Fitch Ratings‘ “neutral” 2026 outlook for the global Oil and Gas sector reflects its assumption that the Brent oil price will average about $63/barrel, down from $69/barrel in 2025, with geopolitical risks supporting prices while large oversupply constrains them, Fitch said in a report published Dec. 12.
The oil market will remain oversupplied as supply growth will continue to outpace demand growth in 2026. The International Energy Agency projects world supply increasing by 2.5 million barrels a day (mb/d), split between non-OPEC+ (about 1.2 mb/d from the US, Brazil, Canada, Guyana, and Argentina) and OPEC+ (about 1.3 mb/d under current agreements). Demand growth remains subdued by weak macro trends, accelerating transport electrification and a weak petrochemical sector.
Refining margins remain robust amid capacity disruptions and Fitch expects them to remain constructive in 2026, though regional differences persist. LNG supply will expand in 2026, driving European gas prices down, but keeping US gas prices firm.

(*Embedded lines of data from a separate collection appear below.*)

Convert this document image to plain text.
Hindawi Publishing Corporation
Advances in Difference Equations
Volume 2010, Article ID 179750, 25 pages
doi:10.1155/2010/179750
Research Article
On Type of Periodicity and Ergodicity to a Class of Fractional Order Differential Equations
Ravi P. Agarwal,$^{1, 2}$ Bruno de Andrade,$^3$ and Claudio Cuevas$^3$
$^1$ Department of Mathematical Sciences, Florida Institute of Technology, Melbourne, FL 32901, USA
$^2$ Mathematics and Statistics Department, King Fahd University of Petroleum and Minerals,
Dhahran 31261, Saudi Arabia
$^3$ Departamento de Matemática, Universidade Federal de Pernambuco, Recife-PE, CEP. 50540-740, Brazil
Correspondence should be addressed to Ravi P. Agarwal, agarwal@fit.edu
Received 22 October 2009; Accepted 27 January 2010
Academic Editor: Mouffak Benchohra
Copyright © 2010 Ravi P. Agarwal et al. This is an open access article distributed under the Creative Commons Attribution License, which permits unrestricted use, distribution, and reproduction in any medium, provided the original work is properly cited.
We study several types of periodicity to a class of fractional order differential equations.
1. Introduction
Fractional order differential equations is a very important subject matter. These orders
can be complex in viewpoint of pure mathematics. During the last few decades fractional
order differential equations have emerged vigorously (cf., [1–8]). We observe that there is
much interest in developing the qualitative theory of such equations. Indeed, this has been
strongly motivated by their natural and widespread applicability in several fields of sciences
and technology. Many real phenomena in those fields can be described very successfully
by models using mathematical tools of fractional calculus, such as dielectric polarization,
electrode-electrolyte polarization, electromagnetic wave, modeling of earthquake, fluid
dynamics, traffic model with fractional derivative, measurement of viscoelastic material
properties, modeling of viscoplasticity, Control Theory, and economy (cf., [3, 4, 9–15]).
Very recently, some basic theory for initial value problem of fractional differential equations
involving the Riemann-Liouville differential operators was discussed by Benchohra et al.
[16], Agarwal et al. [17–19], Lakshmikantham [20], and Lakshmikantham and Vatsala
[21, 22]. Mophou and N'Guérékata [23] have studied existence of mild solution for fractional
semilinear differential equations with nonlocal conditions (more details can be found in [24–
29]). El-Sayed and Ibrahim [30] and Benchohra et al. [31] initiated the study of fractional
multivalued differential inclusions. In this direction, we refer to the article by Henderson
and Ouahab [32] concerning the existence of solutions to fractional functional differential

Oil and gas companies enter 2026 with strong balance sheets and disciplined capex focused on short-cycle oil, selective LNG and targeted lowcarbon projects. Fitch projects global median EBITDA net leverage to remain largely flat in 2026, with FCF margins improving against 2025 on cost and capex discipline.
Fitch expects median EBITDA net leverage in APAC to rise to 1.3x from 0.9x in 2025 amid high capex and lower prices, with Chinese national oil companies and Australian LNG firms retaining ample buffers. EBITDA Net leverage will rise for most Southeast Asian and Indian upstream producers as energy security needs keep capex intensity high, while Indian downstream leverage should improve on steady refining margins and improved market margins.